A limo driver believes that he should be paid overtime.  He brings a lawsuit on both state and federal wage & hour laws.  But he believes that other similarly situated drivers should also be part of his lawsuit.

How does that happen? Well, he asks the court to represent all the other drivers as well. Most people know that as a “class action” but in wage & hour cases, there is also a significant difference too.

A new federal district court case in Connecticut illustrates that exact point fairly well.  (You can download the decision in Lassen v. Hoyt Livery here.)   In doing so, it also shows the key difference between federal law and state law.

A federal wage & hour claim on behalf of other employee is known as a “collective” action.   As the Supreme Court has said, a collective action is “fundamentally different” from a class action brought by the procedural rules set up for federal courts.
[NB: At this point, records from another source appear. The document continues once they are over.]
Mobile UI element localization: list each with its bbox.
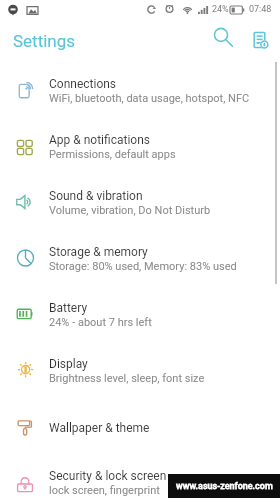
staticText: App & notifications <box>49 133 151 147</box>
staticText: Brightness level, sleep, font size <box>49 372 205 385</box>
button[interactable]: Battery <box>0 284 280 340</box>
button[interactable]: Search <box>208 22 240 54</box>
staticText: Sound & vibration <box>49 189 143 203</box>
staticText: Security & lock screen <box>49 469 167 483</box>
staticText: Storage & memory <box>49 245 148 259</box>
button[interactable]: Sound & vibration <box>0 172 280 228</box>
staticText: www.asus-zenfone.com <box>176 481 273 492</box>
button[interactable]: Storage & memory <box>0 228 280 284</box>
staticText: lock screen, fingerprint <box>49 484 160 497</box>
staticText: WiFi, bluetooth, data usage, hotspot, NF… <box>49 92 250 105</box>
button[interactable]: App & notifications <box>0 116 280 172</box>
staticText: Wallpaper & theme <box>49 421 150 435</box>
button[interactable]: Security & lock screen <box>0 452 280 498</box>
staticText: Battery <box>49 301 88 315</box>
staticText: Permissions, default apps <box>49 148 176 161</box>
staticText: 24% <box>212 4 229 15</box>
staticText: Settings <box>13 31 76 51</box>
staticText: Connections <box>49 77 117 91</box>
staticText: 24% - about 7 hrs left <box>49 316 152 329</box>
button[interactable]: Wallpaper & theme <box>0 396 280 452</box>
staticText: 07:48 <box>249 4 272 15</box>
staticText: Volume, vibration, Do Not Disturb <box>49 204 211 217</box>
button[interactable]: Help and feedback <box>244 24 276 56</box>
staticText: Storage: 80% used, Memory: 83% used <box>49 260 237 273</box>
button[interactable]: Display <box>0 340 280 396</box>
button[interactable]: Connections <box>0 60 280 116</box>
staticText: Display <box>49 357 88 371</box>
Unlike typical class action in which putative class members must opt out in order to remove themselves from the class, a FLSA collective action requires employees to affirmatively opt in to the case in order to join the collective action group.

But here’s where things get interesting, under Connecticut law, an employee who believes he is entitled to overtime, can also bring a claim. These claims can sometimes be brought in federal court too as a supplemental claim to the federal one.
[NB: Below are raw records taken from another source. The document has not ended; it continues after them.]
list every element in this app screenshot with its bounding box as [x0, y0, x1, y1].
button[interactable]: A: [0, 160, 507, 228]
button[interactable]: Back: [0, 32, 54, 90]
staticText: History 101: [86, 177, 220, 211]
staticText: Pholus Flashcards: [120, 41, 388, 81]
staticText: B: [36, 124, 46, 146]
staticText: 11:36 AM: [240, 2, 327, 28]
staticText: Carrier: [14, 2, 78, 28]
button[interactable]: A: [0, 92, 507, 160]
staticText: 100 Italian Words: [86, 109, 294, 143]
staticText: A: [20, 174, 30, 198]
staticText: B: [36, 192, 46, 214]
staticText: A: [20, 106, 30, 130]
In doing so, these claims are class actionsand not collective actions.  Thus, for state wage & hour class actions, the classes are opt-out.

Why is this important? Because in most instances, people do not typically opt out of class actions and are much more likely not to opt in.
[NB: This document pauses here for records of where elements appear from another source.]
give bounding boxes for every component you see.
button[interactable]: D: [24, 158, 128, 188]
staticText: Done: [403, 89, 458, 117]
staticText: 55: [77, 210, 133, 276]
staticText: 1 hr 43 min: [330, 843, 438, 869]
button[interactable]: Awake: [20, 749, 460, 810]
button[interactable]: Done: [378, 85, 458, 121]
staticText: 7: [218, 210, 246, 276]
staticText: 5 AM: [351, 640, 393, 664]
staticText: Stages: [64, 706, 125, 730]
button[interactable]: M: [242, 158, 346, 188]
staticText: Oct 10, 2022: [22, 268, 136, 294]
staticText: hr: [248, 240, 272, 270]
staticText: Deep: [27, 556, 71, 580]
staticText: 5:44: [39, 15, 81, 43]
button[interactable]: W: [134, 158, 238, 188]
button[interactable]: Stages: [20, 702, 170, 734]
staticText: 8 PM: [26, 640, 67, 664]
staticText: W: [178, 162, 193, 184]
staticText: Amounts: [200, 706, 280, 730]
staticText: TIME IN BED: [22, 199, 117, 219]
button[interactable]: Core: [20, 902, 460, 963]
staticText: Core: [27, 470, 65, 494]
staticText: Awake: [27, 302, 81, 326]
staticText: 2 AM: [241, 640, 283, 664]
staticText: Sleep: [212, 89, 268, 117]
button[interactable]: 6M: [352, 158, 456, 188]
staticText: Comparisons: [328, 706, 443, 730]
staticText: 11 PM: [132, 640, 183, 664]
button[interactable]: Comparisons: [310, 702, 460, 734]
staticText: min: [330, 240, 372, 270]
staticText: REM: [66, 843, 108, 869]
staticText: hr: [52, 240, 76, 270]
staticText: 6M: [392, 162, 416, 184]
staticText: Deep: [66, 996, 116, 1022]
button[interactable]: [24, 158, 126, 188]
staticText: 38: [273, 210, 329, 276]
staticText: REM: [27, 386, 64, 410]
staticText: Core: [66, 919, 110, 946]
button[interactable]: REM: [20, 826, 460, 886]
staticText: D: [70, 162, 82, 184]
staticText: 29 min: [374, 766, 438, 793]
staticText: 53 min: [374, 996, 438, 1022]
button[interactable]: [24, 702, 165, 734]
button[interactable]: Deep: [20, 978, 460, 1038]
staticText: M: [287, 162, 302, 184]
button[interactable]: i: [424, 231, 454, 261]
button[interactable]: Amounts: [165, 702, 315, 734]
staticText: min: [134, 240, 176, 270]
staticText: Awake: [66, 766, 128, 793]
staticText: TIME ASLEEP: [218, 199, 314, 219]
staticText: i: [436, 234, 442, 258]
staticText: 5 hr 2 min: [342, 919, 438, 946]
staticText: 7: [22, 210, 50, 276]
In the limo driver case cited above, the court adopted both the collective and class actions into the case, thus requiring an opt-out notice for the state claim, and an opt-in notice for the federal claim.

How that shakes out in that particular case is anybody’s guess, but no doubt it’s a position that employers do not want to be in the first place.

Compliance with wage and hour laws — something I’ve preached for years — should remain a top priority for employers in the coming years.